Sujet :

 Le sénateur Ivan Renar contre la ratification du protocole de Londres

Date :

17/10/2007

Envoi de Jean-Pierre Colinaro  (courriel : afrav(chez)tiscali.fr)  

Mesure anti-pourriels : Si vous voulez écrire à notre correspondant, remplacez « chez » par « @ ».

Application de l'article 65 de la convention sur la délivrance de brevets européens

Discussion d'un projet de loi

Intervention d’Ivan RENAR, Sénateur du Nord

Séance du 9 octobre 2007

 

Mme la présidente, Andrée Michèle : La parole est à M. Ivan Renar.
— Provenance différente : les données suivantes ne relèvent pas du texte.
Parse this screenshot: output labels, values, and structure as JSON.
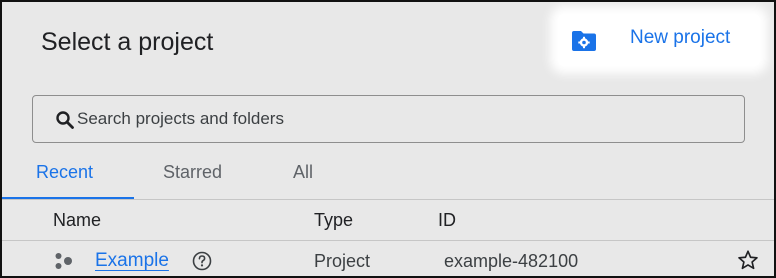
{
  "dialog": {
    "title": "Select a project",
    "new_project_label": "New project"
  },
  "search": {
    "placeholder": "Search projects and folders",
    "value": ""
  },
  "tabs": [
    {
      "label": "Recent",
      "active": true
    },
    {
      "label": "Starred",
      "active": false
    },
    {
      "label": "All",
      "active": false
    }
  ],
  "table": {
    "columns": [
      "Name",
      "Type",
      "ID"
    ],
    "rows": [
      {
        "name": "Example",
        "type": "Project",
        "id": "example-482100",
        "starred": false
      }
    ]
  },
  "icons": {
    "new_project": "folder-settings-icon",
    "search": "search-icon",
    "project": "project-icon",
    "help": "help-circle-icon",
    "star": "star-outline-icon"
  },
  "colors": {
    "accent": "#1a73e8",
    "background": "#e8e8e8",
    "text": "#202124"
  }
}
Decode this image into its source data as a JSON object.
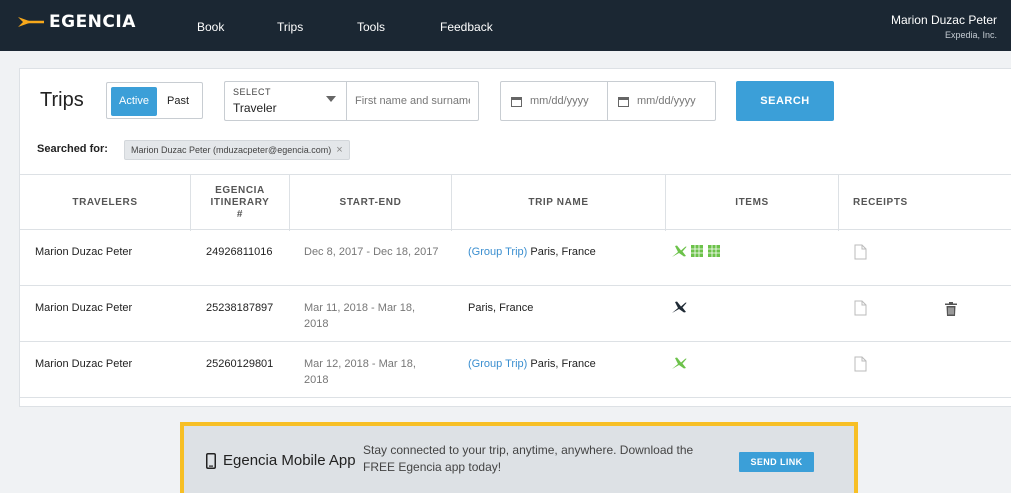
{
  "header": {
    "logo_text": "EGENCIA",
    "nav": [
      "Book",
      "Trips",
      "Tools",
      "Feedback"
    ],
    "user_name": "Marion Duzac Peter",
    "user_company": "Expedia, Inc."
  },
  "trips": {
    "title": "Trips",
    "toggle_active": "Active",
    "toggle_past": "Past",
    "select_label": "SELECT",
    "select_value": "Traveler",
    "name_placeholder": "First name and surname",
    "date_from_placeholder": "mm/dd/yyyy",
    "date_to_placeholder": "mm/dd/yyyy",
    "search_label": "SEARCH",
    "searched_for_label": "Searched for:",
    "searched_chip": "Marion Duzac Peter (mduzacpeter@egencia.com)",
    "chip_close": "×"
  },
  "table": {
    "headers": [
      "TRAVELERS",
      "EGENCIA ITINERARY #",
      "START-END",
      "TRIP NAME",
      "ITEMS",
      "RECEIPTS"
    ],
    "rows": [
      {
        "traveler": "Marion Duzac Peter",
        "itinerary": "24926811016",
        "dates": "Dec 8, 2017 - Dec 18, 2017",
        "group_prefix": "(Group Trip)",
        "trip_name": "Paris, France",
        "items": [
          "plane-green",
          "hotel-green",
          "hotel-green"
        ]
      },
      {
        "traveler": "Marion Duzac Peter",
        "itinerary": "25238187897",
        "dates": "Mar 11, 2018 - Mar 18, 2018",
        "group_prefix": "",
        "trip_name": "Paris, France",
        "items": [
          "plane-dark"
        ]
      },
      {
        "traveler": "Marion Duzac Peter",
        "itinerary": "25260129801",
        "dates": "Mar 12, 2018 - Mar 18, 2018",
        "group_prefix": "(Group Trip)",
        "trip_name": "Paris, France",
        "items": [
          "plane-green"
        ]
      }
    ]
  },
  "banner": {
    "app_name": "Egencia Mobile App",
    "message": "Stay connected to your trip, anytime, anywhere. Download the FREE Egencia app today!",
    "send_link": "SEND LINK"
  },
  "colors": {
    "topbar": "#1b2733",
    "accent_blue": "#3b9fd8",
    "item_green": "#6cc24a",
    "banner_border": "#f7bf25"
  }
}
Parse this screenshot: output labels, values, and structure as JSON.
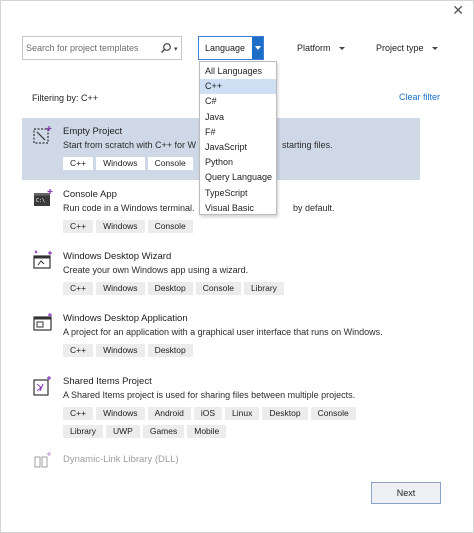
{
  "window": {
    "close_glyph": "✕"
  },
  "search": {
    "placeholder": "Search for project templates",
    "value": ""
  },
  "filters": {
    "language_label": "Language",
    "platform_label": "Platform",
    "project_type_label": "Project type"
  },
  "filtering_text": "Filtering by: C++",
  "clear_filter": "Clear filter",
  "language_menu": {
    "options": [
      "All Languages",
      "C++",
      "C#",
      "Java",
      "F#",
      "JavaScript",
      "Python",
      "Query Language",
      "TypeScript",
      "Visual Basic"
    ],
    "highlighted": "C++"
  },
  "templates": [
    {
      "title": "Empty Project",
      "desc": "Start from scratch with C++ for W",
      "desc_tail": "starting files.",
      "tags": [
        "C++",
        "Windows",
        "Console"
      ],
      "icon": "empty-project-icon"
    },
    {
      "title": "Console App",
      "desc": "Run code in a Windows terminal.",
      "desc_tail": "by default.",
      "tags": [
        "C++",
        "Windows",
        "Console"
      ],
      "icon": "console-app-icon"
    },
    {
      "title": "Windows Desktop Wizard",
      "desc": "Create your own Windows app using a wizard.",
      "tags": [
        "C++",
        "Windows",
        "Desktop",
        "Console",
        "Library"
      ],
      "icon": "desktop-wizard-icon"
    },
    {
      "title": "Windows Desktop Application",
      "desc": "A project for an application with a graphical user interface that runs on Windows.",
      "tags": [
        "C++",
        "Windows",
        "Desktop"
      ],
      "icon": "desktop-application-icon"
    },
    {
      "title": "Shared Items Project",
      "desc": "A Shared Items project is used for sharing files between multiple projects.",
      "tags": [
        "C++",
        "Windows",
        "Android",
        "iOS",
        "Linux",
        "Desktop",
        "Console",
        "Library",
        "UWP",
        "Games",
        "Mobile"
      ],
      "icon": "shared-items-icon"
    },
    {
      "title": "Dynamic-Link Library (DLL)",
      "icon": "dll-icon"
    }
  ],
  "next_label": "Next",
  "colors": {
    "accent": "#1e6ec8",
    "selected_row": "#cfd8e6",
    "link": "#1a6fc9"
  }
}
M. Ivan Renar : Madame la présidente, monsieur le secrétaire d'État, messieurs les rapporteurs, mes chers collègues, après Mme la ministre et M. Christian Gaudin, je veux à mon tour évoquer cette façon positive de contribuer à la construction de l'Europe que constituent les travaux des deux physiciens qui viennent d'être couronnés par le prix Nobel, le Français Albert Fert et l'Allemand Peter Grünberg, dont les recherches sur la miniaturisation des disques durs ont bouleversé l'industrie de l'information.
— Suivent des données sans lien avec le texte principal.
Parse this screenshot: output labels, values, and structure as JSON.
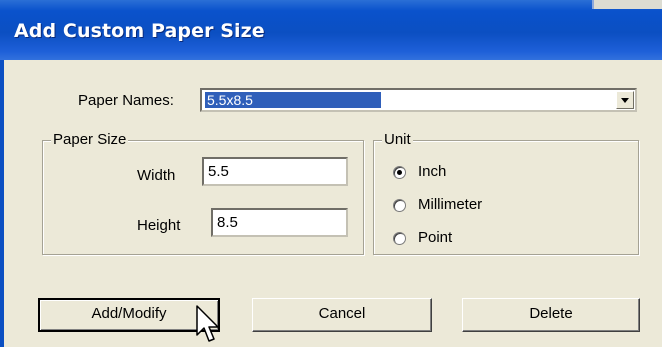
{
  "dialog": {
    "title": "Add Custom Paper Size"
  },
  "paper_names": {
    "label": "Paper Names:",
    "selected_value": "5.5x8.5"
  },
  "paper_size": {
    "group_title": "Paper Size",
    "width_label": "Width",
    "width_value": "5.5",
    "height_label": "Height",
    "height_value": "8.5"
  },
  "unit": {
    "group_title": "Unit",
    "options": [
      {
        "label": "Inch",
        "selected": true
      },
      {
        "label": "Millimeter",
        "selected": false
      },
      {
        "label": "Point",
        "selected": false
      }
    ]
  },
  "buttons": {
    "add_modify": "Add/Modify",
    "cancel": "Cancel",
    "delete": "Delete"
  },
  "icons": {
    "dropdown": "chevron-down-icon",
    "cursor": "mouse-pointer-icon"
  },
  "colors": {
    "titlebar": "#0b4fc2",
    "selection": "#2f5fba",
    "dialog_bg": "#ece9d8"
  }
}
Voilà un sujet qui peut nous rassembler...

M. Hubert Haenel :  rapporteur. Cela arrive parfois !

M. Ivan Renar : ...avant que ne nous divise peut-être tout à l'heure le vote sur le projet de loi qui nous est soumis, ce qui me conduit à entrer dans le vif du sujet.

Je tiens d'abord à dire que j'ai apprécié les rapports de MM. Haenel, Dupont et Grignon : je les rejoins sur nombre d'éléments, même si je ne partage pas leurs conclusions.

Comme Mme Pécresse, M. Novelli et M. Jouyet - qui est bien seul ce soir ! -, nos rapporteurs nous vantent, en effet, les bienfaits du « protocole de Londres ». Mais, si ses bienfaits sont avérés, pourquoi avoir attendu sept ans avant de proposer leur ratification ?

Pourtant, les enjeux scientifiques, technologiques et industriels sont énormes, et les enjeux culturels, linguistiques et politiques le sont également !

Le protocole de Londres vise à alléger les obligations de traduction dans le système du brevet européen en levant l'obligation de traduire intégralement en français les brevets d'invention déposés sur notre territoire. Comment imaginer que la levée de cette obligation renforcerait le rôle et la place du français, qui, certes, resterait langue officielle du régime des brevets en Europe, mais au prix du sacrifice de son usage ?

En effet, le protocole de Londres prévoit de limiter cette traduction aux seules revendications ; rassurez-vous, chers collègues de la majorité, il s'agit non pas des revendications des syndicats, mais de la partie où le déposant délimite l'étendue de la protection qu'il demande ! (Sourires.)

Il aurait donc pour conséquence de supprimer la traduction en français de la partie descriptive des brevets européens, qui est pourtant essentielle à leur compréhension. La description est, en effet, tout aussi importante que les revendications, puisqu'elle constitue la contrepartie de l'exclusivité d'exploitation conférée par le brevet.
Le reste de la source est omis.